Whenever you have a group…

of people joined together in some kind of endeavor crazy things are bound to happen. We’re mortal and some times being in a group actually amplifies that mortality.

Such is the way of things in the Church. We have the reality of Kingdom of God within us, we are, in fact that Kingdom, but its ideals are often elusive because we are also a collection of humans perpetually in need of transformation. Alone or collectively the process of turning sinners into saints can be a very messy thing.

Yet there is also within this Kingdom the very means of transforming darkness to light, of exposing the shadows, and applying truth to the deceits within. It is a great mystery, a collection of the broken, desperate, and ill who by grace find together the fountain of immortality. “Where could we go” St. Peter asked “For you (Jesus) have the words of eternal life.” And so it is.

And it’s those words, that truth, that light, the faith that established the universe that will save us. When we see the darkness within or the struggles without, it is precisely at that moment that we need not to abandon the Faith but to go deeper into its graces. The culture, the world outside, even, unfortunately, the ecclesiastical powers may not understand, but where else could we go, only Christ has the eternal life we need.

In the end it is our connection to Him that will see us through, give us the strength to confront the darkness within and without and help us to find our way home.

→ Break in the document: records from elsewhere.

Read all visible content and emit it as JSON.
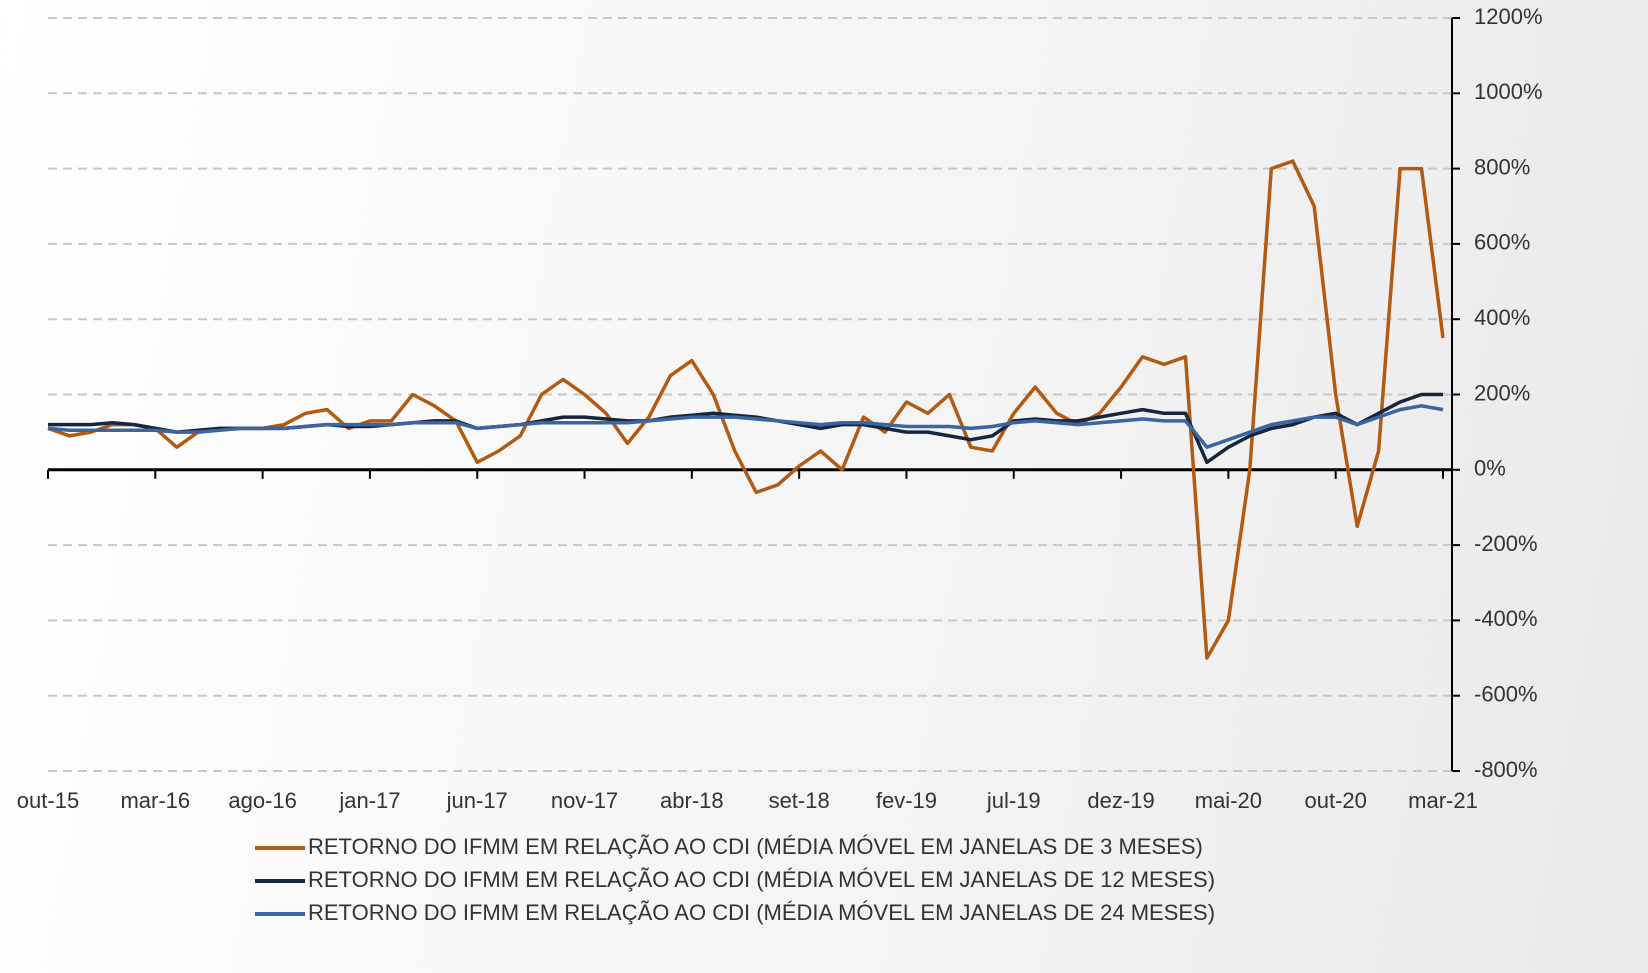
{
  "chart_data": {
    "type": "line",
    "categories": [
      "out-15",
      null,
      null,
      null,
      null,
      "mar-16",
      null,
      null,
      null,
      null,
      "ago-16",
      null,
      null,
      null,
      null,
      "jan-17",
      null,
      null,
      null,
      null,
      "jun-17",
      null,
      null,
      null,
      null,
      "nov-17",
      null,
      null,
      null,
      null,
      "abr-18",
      null,
      null,
      null,
      null,
      "set-18",
      null,
      null,
      null,
      null,
      "fev-19",
      null,
      null,
      null,
      null,
      "jul-19",
      null,
      null,
      null,
      null,
      "dez-19",
      null,
      null,
      null,
      null,
      "mai-20",
      null,
      null,
      null,
      null,
      "out-20",
      null,
      null,
      null,
      null,
      "mar-21"
    ],
    "series": [
      {
        "name": "RETORNO DO IFMM EM RELAÇÃO AO CDI (MÉDIA MÓVEL EM JANELAS DE 3 MESES)",
        "color": "#b35a12",
        "values": [
          110,
          90,
          100,
          120,
          120,
          110,
          60,
          100,
          110,
          110,
          110,
          120,
          150,
          160,
          110,
          130,
          130,
          200,
          170,
          130,
          20,
          50,
          90,
          200,
          240,
          200,
          150,
          70,
          140,
          250,
          290,
          200,
          50,
          -60,
          -40,
          10,
          50,
          0,
          140,
          100,
          180,
          150,
          200,
          60,
          50,
          150,
          220,
          150,
          120,
          150,
          220,
          300,
          280,
          300,
          -500,
          -400,
          0,
          800,
          820,
          700,
          200,
          -150,
          50,
          800,
          800,
          350
        ]
      },
      {
        "name": "RETORNO DO IFMM EM RELAÇÃO AO CDI (MÉDIA MÓVEL EM JANELAS DE 12 MESES)",
        "color": "#16263f",
        "values": [
          120,
          120,
          120,
          125,
          120,
          110,
          100,
          105,
          110,
          110,
          110,
          110,
          115,
          120,
          115,
          115,
          120,
          125,
          130,
          130,
          110,
          115,
          120,
          130,
          140,
          140,
          135,
          130,
          130,
          140,
          145,
          150,
          145,
          140,
          130,
          120,
          110,
          120,
          120,
          110,
          100,
          100,
          90,
          80,
          90,
          130,
          135,
          130,
          130,
          140,
          150,
          160,
          150,
          150,
          20,
          60,
          90,
          110,
          120,
          140,
          150,
          120,
          150,
          180,
          200,
          200
        ]
      },
      {
        "name": "RETORNO DO IFMM EM RELAÇÃO AO CDI (MÉDIA MÓVEL EM JANELAS DE 24 MESES)",
        "color": "#3b64a0",
        "values": [
          110,
          105,
          105,
          105,
          105,
          105,
          100,
          100,
          105,
          110,
          110,
          110,
          115,
          120,
          120,
          120,
          120,
          125,
          125,
          125,
          110,
          115,
          120,
          125,
          125,
          125,
          125,
          125,
          130,
          135,
          140,
          140,
          140,
          135,
          130,
          125,
          120,
          125,
          125,
          120,
          115,
          115,
          115,
          110,
          115,
          125,
          130,
          125,
          120,
          125,
          130,
          135,
          130,
          130,
          60,
          80,
          100,
          120,
          130,
          140,
          140,
          120,
          140,
          160,
          170,
          160
        ]
      }
    ],
    "ylim": [
      -800,
      1200
    ],
    "yticks": [
      {
        "value": -800,
        "label": "-800%"
      },
      {
        "value": -600,
        "label": "-600%"
      },
      {
        "value": -400,
        "label": "-400%"
      },
      {
        "value": -200,
        "label": "-200%"
      },
      {
        "value": 0,
        "label": "0%"
      },
      {
        "value": 200,
        "label": "200%"
      },
      {
        "value": 400,
        "label": "400%"
      },
      {
        "value": 600,
        "label": "600%"
      },
      {
        "value": 800,
        "label": "800%"
      },
      {
        "value": 1000,
        "label": "1000%"
      },
      {
        "value": 1200,
        "label": "1200%"
      }
    ],
    "grid": true,
    "legend": "bottom"
  }
}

And perhaps this is something of the still small voice we seek in the sound and fury.

So why is God…

allowing the scandals and challenges that have plagued Orthodoxy in the United States these past few years?

All I have is opinion, of course, and whatever I say should be taken in that light. Yet I have been pondering and I often wonder where the still small voice is in all the sound and fury.

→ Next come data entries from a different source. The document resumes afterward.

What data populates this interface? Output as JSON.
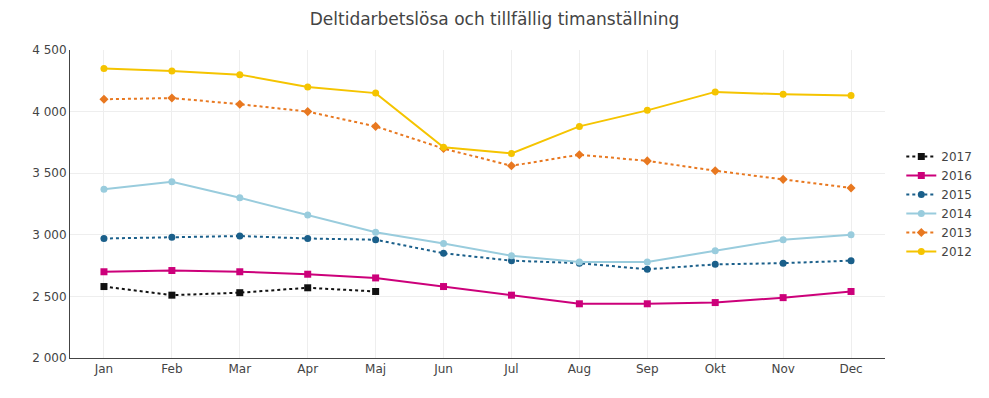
{
  "chart_data": {
    "type": "line",
    "title": "Deltidarbetslösa och tillfällig timanställning",
    "categories": [
      "Jan",
      "Feb",
      "Mar",
      "Apr",
      "Maj",
      "Jun",
      "Jul",
      "Aug",
      "Sep",
      "Okt",
      "Nov",
      "Dec"
    ],
    "series": [
      {
        "name": "2017",
        "color": "#111111",
        "line_style": "dotted",
        "marker": "square",
        "values": [
          2580,
          2510,
          2530,
          2570,
          2540,
          null,
          null,
          null,
          null,
          null,
          null,
          null
        ]
      },
      {
        "name": "2016",
        "color": "#cc007a",
        "line_style": "solid",
        "marker": "square",
        "values": [
          2700,
          2710,
          2700,
          2680,
          2650,
          2580,
          2510,
          2440,
          2440,
          2450,
          2490,
          2540
        ]
      },
      {
        "name": "2015",
        "color": "#1a5f8a",
        "line_style": "dotted",
        "marker": "circle",
        "values": [
          2970,
          2980,
          2990,
          2970,
          2960,
          2850,
          2790,
          2770,
          2720,
          2760,
          2770,
          2790
        ]
      },
      {
        "name": "2014",
        "color": "#99ccdd",
        "line_style": "solid",
        "marker": "circle",
        "values": [
          3370,
          3430,
          3300,
          3160,
          3020,
          2930,
          2830,
          2780,
          2780,
          2870,
          2960,
          3000
        ]
      },
      {
        "name": "2013",
        "color": "#e87820",
        "line_style": "dotted",
        "marker": "diamond",
        "values": [
          4100,
          4110,
          4060,
          4000,
          3880,
          3700,
          3560,
          3650,
          3600,
          3520,
          3450,
          3380
        ]
      },
      {
        "name": "2012",
        "color": "#f5c400",
        "line_style": "solid",
        "marker": "circle",
        "values": [
          4350,
          4330,
          4300,
          4200,
          4150,
          3710,
          3660,
          3880,
          4010,
          4160,
          4140,
          4130
        ]
      }
    ],
    "ylim": [
      2000,
      4500
    ],
    "yticks": [
      {
        "value": 2000,
        "label": "2 000"
      },
      {
        "value": 2500,
        "label": "2 500"
      },
      {
        "value": 3000,
        "label": "3 000"
      },
      {
        "value": 3500,
        "label": "3 500"
      },
      {
        "value": 4000,
        "label": "4 000"
      },
      {
        "value": 4500,
        "label": "4 500"
      }
    ],
    "grid": true,
    "legend": "right"
  }
}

I wonder if the Church has become sterile, ethnic, institutional, too much like the rest of the world but with better vestments. I wonder if we who are in positions of authority have forgotten that we are stewards and not possessors of these graces. I wonder if we have forgotten that authority is service, to those who follow and not to us.

Perhaps we have forgotten our first love. Perhaps we need to be reminded that the Church is about seeking first the Kingdom. Perhaps we’ve created temples without Presence. Perhaps we have built structures without Life. Perhaps we have been weighed in the balance and found wanting.

And is it possible that God, in love, is tired of this state of affairs and exposing us to heat, struggle, and pain to call us back to the things that matter, to be the people we were called to be. Could it be that God is slowly but surely exposing our sores, forcing open our dusty recesses, and showing us the darkness within so that we may, if we choose, become clean.

One things seems certain. An old order of things is giving way and the process is, like so many transitions, jarring and painful. We focus on the events and the issues, and we should, but larger forces are at play. Perhaps to understand it all we need to address the circumstances for sure but also listen to the greater call.